Mary Panton es una beldad de treinta años que acaba de enviudar. Desde la adolescencia, los hombres la han cortejado sin cesar para conseguirla, o para conseguir su cuerpo, hasta el punto de que los piropos se han convertido para ella en una costumbre. Cuando hace ocho años se casó por amor con un alcohólico, jugador y mujeriego, desconocía el infierno que puede deparar el matrimonio. Su marido falleció en accidente de tráfico, y ahora, cuando los Leonard le acaban de prestar su villa decorada con frescos de Ghirlandaio, desde cuyo jardín se divisan las cúpulas de Florencia, afirma: “Yo no busco el amor, estoy hasta la coronilla del amor”.
¿Qué interés tiene recuperar a un escritor como Somerset Maughan? En mi opinión se trata de un autor fronterizo entre la literatura popular y la alta literatura. No puede formar parte de esta última porque en sus novelas todo queda explicado, pero tampoco debemos encasillarle en la primera, porque sus relatos —como demuestra Una villa en Florencia— huyen de las convenciones narrativas y los lugares comunes y se adentran con facilidad pasmosa en la psique de los personajes, complejos y, al mismo tiempo, totalmente creíbles.
Parafraseando el título de la película de Wong Kar-wai, por mucho que lo niegue, Mary Panton está deseando amar, y no solo lo desea, sino que su situación es la idónea para la praxis del amor: viuda, joven, bella, con una renta no demasiado alta que, sin embargo, le permite vivir sin trabajar, invitada a las fiestas de la alta sociedad toscana en la Italia fascista, con un Fiat a su disposición… Da la impresión de que lo único que falta para completar el cuadro es un hombre que la acompañe.
Pero la cuestión es: ¿qué condiciones debe reunir ese hombre?
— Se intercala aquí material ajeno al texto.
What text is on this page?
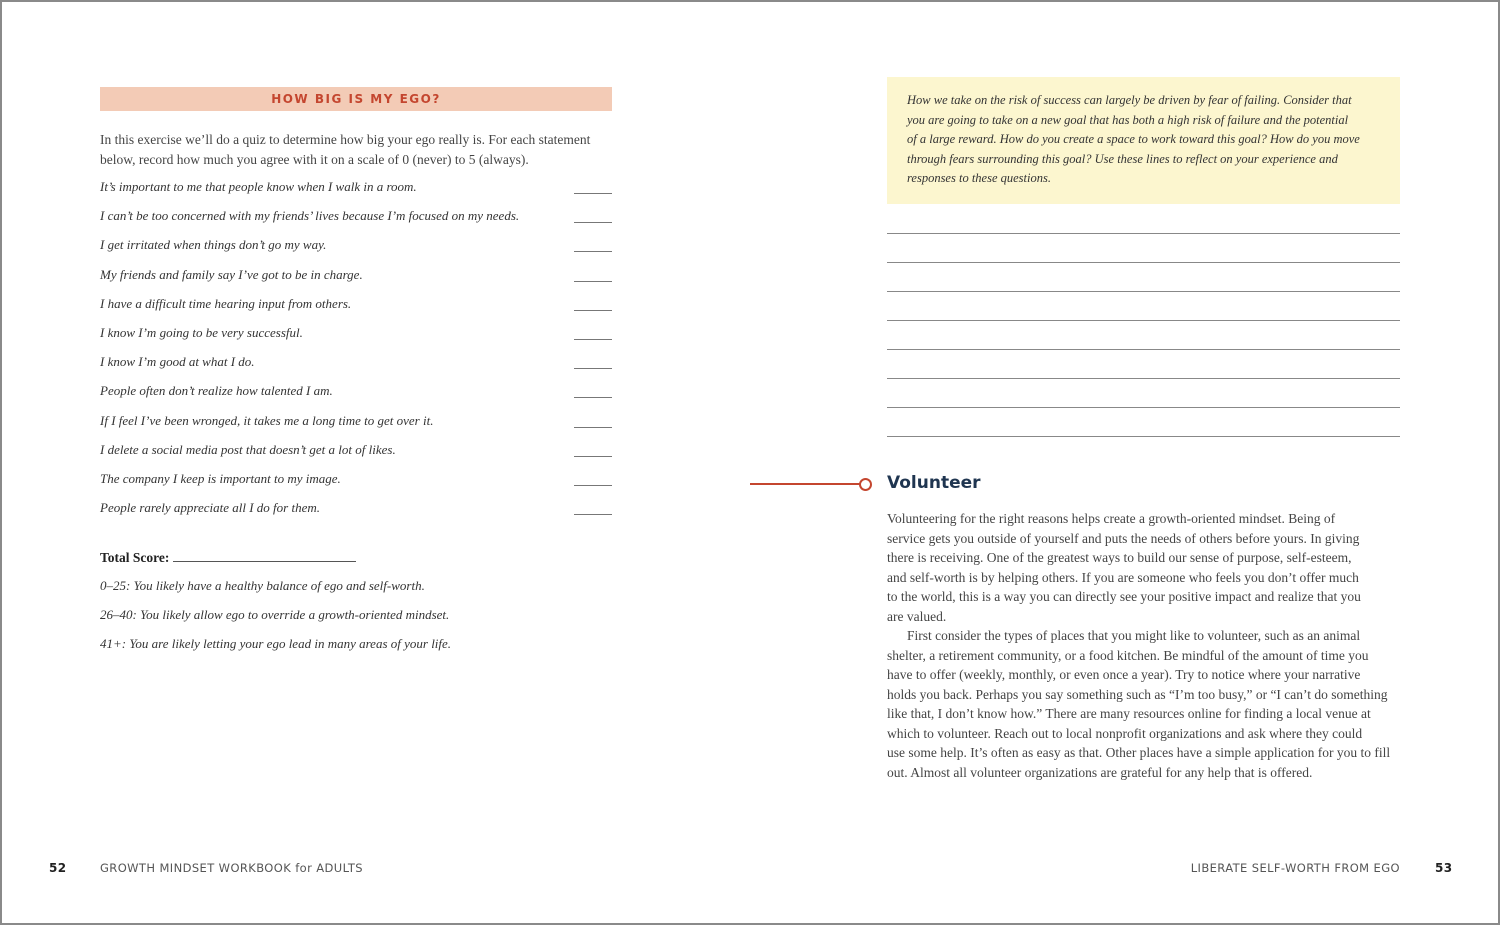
HOW BIG IS MY EGO?
In this exercise we’ll do a quiz to determine how big your ego really is. For each statement
below, record how much you agree with it on a scale of 0 (never) to 5 (always).
It’s important to me that people know when I walk in a room.
I can’t be too concerned with my friends’ lives because I’m focused on my needs.
I get irritated when things don’t go my way.
My friends and family say I’ve got to be in charge.
I have a difficult time hearing input from others.
I know I’m going to be very successful.
I know I’m good at what I do.
People often don’t realize how talented I am.
If I feel I’ve been wronged, it takes me a long time to get over it.
I delete a social media post that doesn’t get a lot of likes.
The company I keep is important to my image.
People rarely appreciate all I do for them.
Total Score:
0–25: You likely have a healthy balance of ego and self-worth.
26–40: You likely allow ego to override a growth-oriented mindset.
41+: You are likely letting your ego lead in many areas of your life.
52	GROWTH MINDSET WORKBOOK for ADULTS
How we take on the risk of success can largely be driven by fear of failing. Consider that
you are going to take on a new goal that has both a high risk of failure and the potential
of a large reward. How do you create a space to work toward this goal? How do you move
through fears surrounding this goal? Use these lines to reflect on your experience and
responses to these questions.
Volunteer
Volunteering for the right reasons helps create a growth-oriented mindset. Being of
service gets you outside of yourself and puts the needs of others before yours. In giving
there is receiving. One of the greatest ways to build our sense of purpose, self-esteem,
and self-worth is by helping others. If you are someone who feels you don’t offer much
to the world, this is a way you can directly see your positive impact and realize that you
are valued.
First consider the types of places that you might like to volunteer, such as an animal
shelter, a retirement community, or a food kitchen. Be mindful of the amount of time you
have to offer (weekly, monthly, or even once a year). Try to notice where your narrative
holds you back. Perhaps you say something such as “I’m too busy,” or “I can’t do something
like that, I don’t know how.” There are many resources online for finding a local venue at
which to volunteer. Reach out to local nonprofit organizations and ask where they could
use some help. It’s often as easy as that. Other places have a simple application for you to fill
out. Almost all volunteer organizations are grateful for any help that is offered.
LIBERATE SELF-WORTH FROM EGO	53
Antes de partir de Inglaterra, un viejo amigo abogado le dijo: “Eres joven y muy hermosa, y no dudo de que volverás a casarte. Pero la próxima vez, que no sea por amor; es una equivocación; cásate por una buena posición social y por la compañía”.
Y eso es justamente lo que le ofrece Edgar Swift, gentleman intachable, hombre maduro que la conoce desde niña y que en breve será nombrado por su majestad gobernador de Bengala. Swift es todo lo contrario que Rowley Flint, petimetre holgazán y seductor, de la edad de Mary, que la asedia sin piedad, tal vez siguiendo los consejos de Ovidio: “Toda mujer puede ser conquistada. La conquistarás: tú solo tienes que tender las redes. Incluso esa que piensas que no querrá, querrá”.
Pero la novela no solo contiene galanteos, Una villa en Florencia también ofrece una trama sólida que lleva a sus protagonistas al límite y que ayuda a Mary a dilucidar —entre tantos consejos y proposiciones— qué es en realidad el amor, qué buscamos en la pareja, qué debe guiarnos a la hora de encontrarla; aunque, como imaginará el lector, cualquier conclusión en el asunto no deja de ser mera hipótesis, que solo dura lo que tarda en resultar errónea.
Entretanto, la historia está repleta de pistas para amantes en ciernes, como por ejemplo cuando Mary, tan adulada por los varones, concluye que a las feas es mejor regalarles sombreros y a las guapas libros. O cuando el narrador afirma que Flint poseía una comprensión instintiva de la mujer como una criatura distinta del hombre, lo cual resultaba sumamente halagador…
Flint se burla de su oponente, Edgar Swift, a quien considera grandilocuente y aburrido. Lo llama del modo más irónico “el hacedor de imperios”. Swift, en cambio, no habla de Rowley Flint con humor alguno. Lo tiene por un haragán, un chismoso, un sinvergüenza. ¿Quién de los dos vencerá en el corazón de la viuda? Tal vez aquel que, como afirma Mary en cierto pasaje de la novela, le permita ser ella misma.